As noted earlier, our analysis is limited to premature mortality. A full health impact evaluation ought to consider the burden of disability associated with the disease.Indeed, YLL are often presented jointly with years lived with disability (YLD) in a measure known as disability-adjusted life year (DALY), constructed by adding YLD to YLL19. In order to compute YLD, though, we must have a thorough understanding of the sequela associated with the disease, as well their prevalence. Several sequelae have been linked to COVID-19 recently20,21 in China, but we still lack the full understanding of the extent that would be needed to compute reliable cross-national YLD measures at the scale of this article. We see collection of such measures as therefore of key importance in next steps in advancing our understanding of the magnitude of the COVID-19 effects on public health.

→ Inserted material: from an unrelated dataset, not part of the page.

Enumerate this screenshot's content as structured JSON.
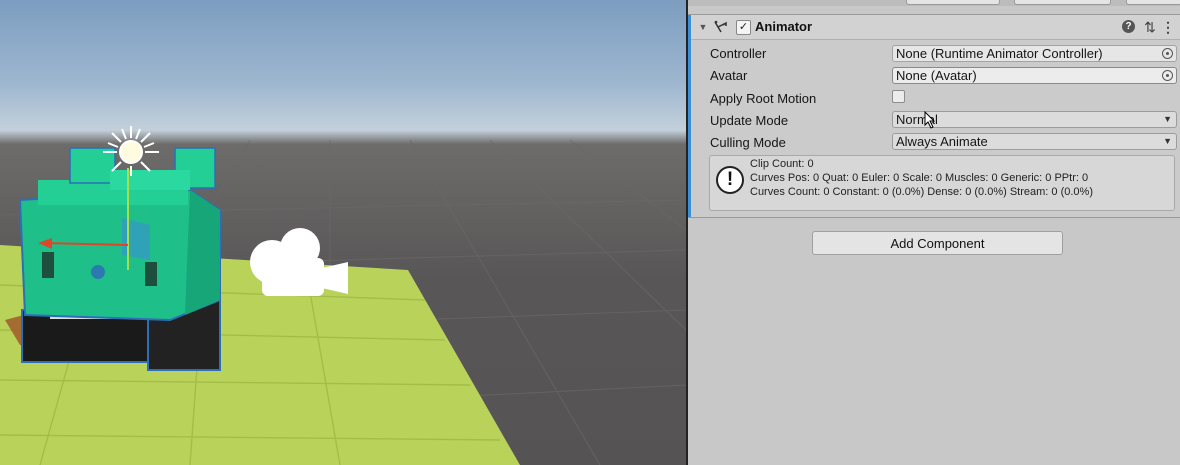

Some of our findings are consistent with dominant narratives of the COVID-19 impact, others suggest places where more nuanced policy-making can affect how the effects of COVID-19 might be spread among society. Our results confirm that the mortality impact of COVID-19 is large, not only in terms of numbers of death, but also in terms of years of life lost. While the majority of deaths are occurring at ages above 75, justifying policy responses aimed at protecting these vulnerable ages, our results on the age pattern call for heightened awareness of devising policies protecting also the young. The gender differential in years of life lost arises from two components: more men are dying from COVID-19, but men are also dying at younger ages with more potential life years lost than women. Holding the current age distribution of deaths constant, eliminating the gender differential in YLL would require on average a 34% reduction in male death counts; this suggests that gender-specific policies might be equally well justified as those based on age.